In het achttiende-eeuwse Groot-Brittannië zaten de gevangenissen overvol. Er was grote armoede en veel burgers stalen om te kunnen overleven. Al in de zeventiende eeuw hadden de Britten hiervoor een oplossing bedacht: gevangenen werden naar koloniën in Noord-Amerika gestuurd om daar onbetaald te werken.

Maar na de Amerikaanse Onafhankelijkheidsverklaring in 1776 viel die optie weg. De Britten waren op zoek naar een alternatief en richtten hun blik op Australië. Zij zagen in dit land veel mogelijkheden en kansen. Aan het feit dat daar al duizenden jaren Aboriginals leefden, werd weinig waarde gehecht.

De gevangenen komen aan

In januari 1788 kwamen de eerste elf schepen met gevangenen, ook wel bekend als de first fleet, aan in het Australische Sydney Cove. De reis duurde ongeveer acht maanden en aan boord zaten in totaal duizend tot 1500 gevangenen.

Arthur Phillip, de kapitein van de vloot, stichtte een strafkolonie op de plek die later zou uitgroeien tot Sydney. De gevangenen werden direct ingezet om de nieuwe nederzetting op te bouwen. Van 1788 tot 1868 werden ongeveer 162.000 gevangenen van Groot-Brittannië naar Australië gestuurd, vervoerd met in totaal 806 schepen.

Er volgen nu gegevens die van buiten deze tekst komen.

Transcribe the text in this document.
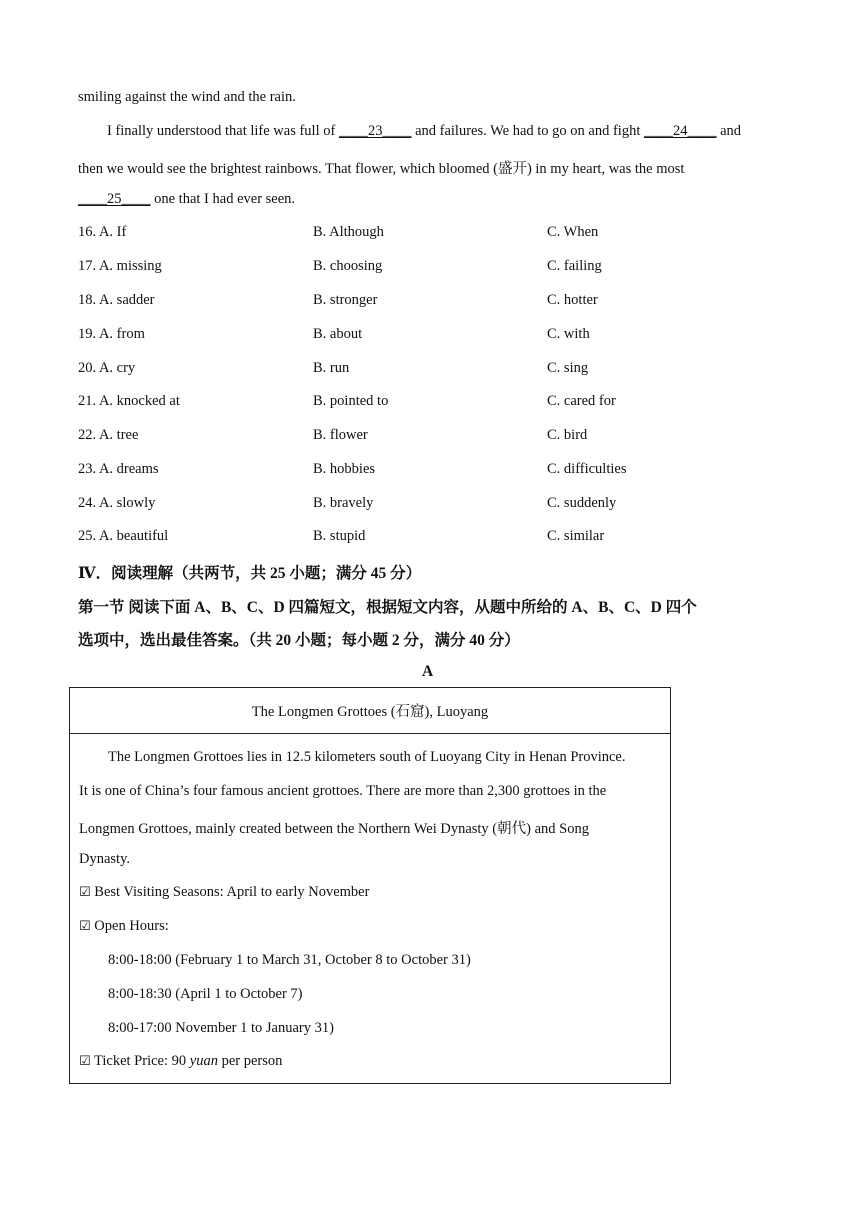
smiling against the wind and the rain.
I finally understood that life was full of ____23____ and failures. We had to go on and fight ____24____ and
then we would see the brightest rainbows. That flower, which bloomed (盛开) in my heart, was the most
____25____ one that I had ever seen.
16. A. If	B. Although	C. When
17. A. missing	B. choosing	C. failing
18. A. sadder	B. stronger	C. hotter
19. A. from	B. about	C. with
20. A. cry	B. run	C. sing
21. A. knocked at	B. pointed to	C. cared for
22. A. tree	B. flower	C. bird
23. A. dreams	B. hobbies	C. difficulties
24. A. slowly	B. bravely	C. suddenly
25. A. beautiful	B. stupid	C. similar
Ⅳ．阅读理解（共两节，共 25 小题；满分 45 分）
第一节 阅读下面 A、B、C、D 四篇短文，根据短文内容，从题中所给的 A、B、C、D 四个
选项中，选出最佳答案。（共 20 小题；每小题 2 分，满分 40 分）
A
The Longmen Grottoes (石窟), Luoyang
The Longmen Grottoes lies in 12.5 kilometers south of Luoyang City in Henan Province.
It is one of China’s four famous ancient grottoes. There are more than 2,300 grottoes in the
Longmen Grottoes, mainly created between the Northern Wei Dynasty (朝代) and Song
Dynasty.
☑ Best Visiting Seasons: April to early November
☑ Open Hours:
8:00-18:00 (February 1 to March 31, October 8 to October 31)
8:00-18:30 (April 1 to October 7)
8:00-17:00 November 1 to January 31)
☑ Ticket Price: 90 yuan per person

Leestip: Zo verliep de ontdekking van Tasmanië door de Europeanen

Vrouwen waren destijds sterk in de minderheid. Slechts een kwart van de gevangenen was vrouw. De meeste vrouwelijke strafgevangenen waren eerstekeerovertreders die voor kleine diefstallen tot deportatie werden veroordeeld.

Weinig mogelijkheden om te werken

Vrouwen waren in deze periode kwetsbaar en hadden jarenlang geen vaste plek om te wonen. Er bestond geen speciale huisvesting voor vrouwen, waardoor ze vaak moesten bedelen, lenen of improviseren om ergens onderdak te vinden.

Tegelijkertijd bood de kolonie nauwelijks werkmogelijkheden voor vrouwen. De meeste vrouwen beschikten vooral over vaardigheden in huishoudelijk werk, zoals schoonmaken en zorgen. Ook was er, in tegenstelling tot in hun thuisland, geen industrie of maaksector waar zij aan de slag konden.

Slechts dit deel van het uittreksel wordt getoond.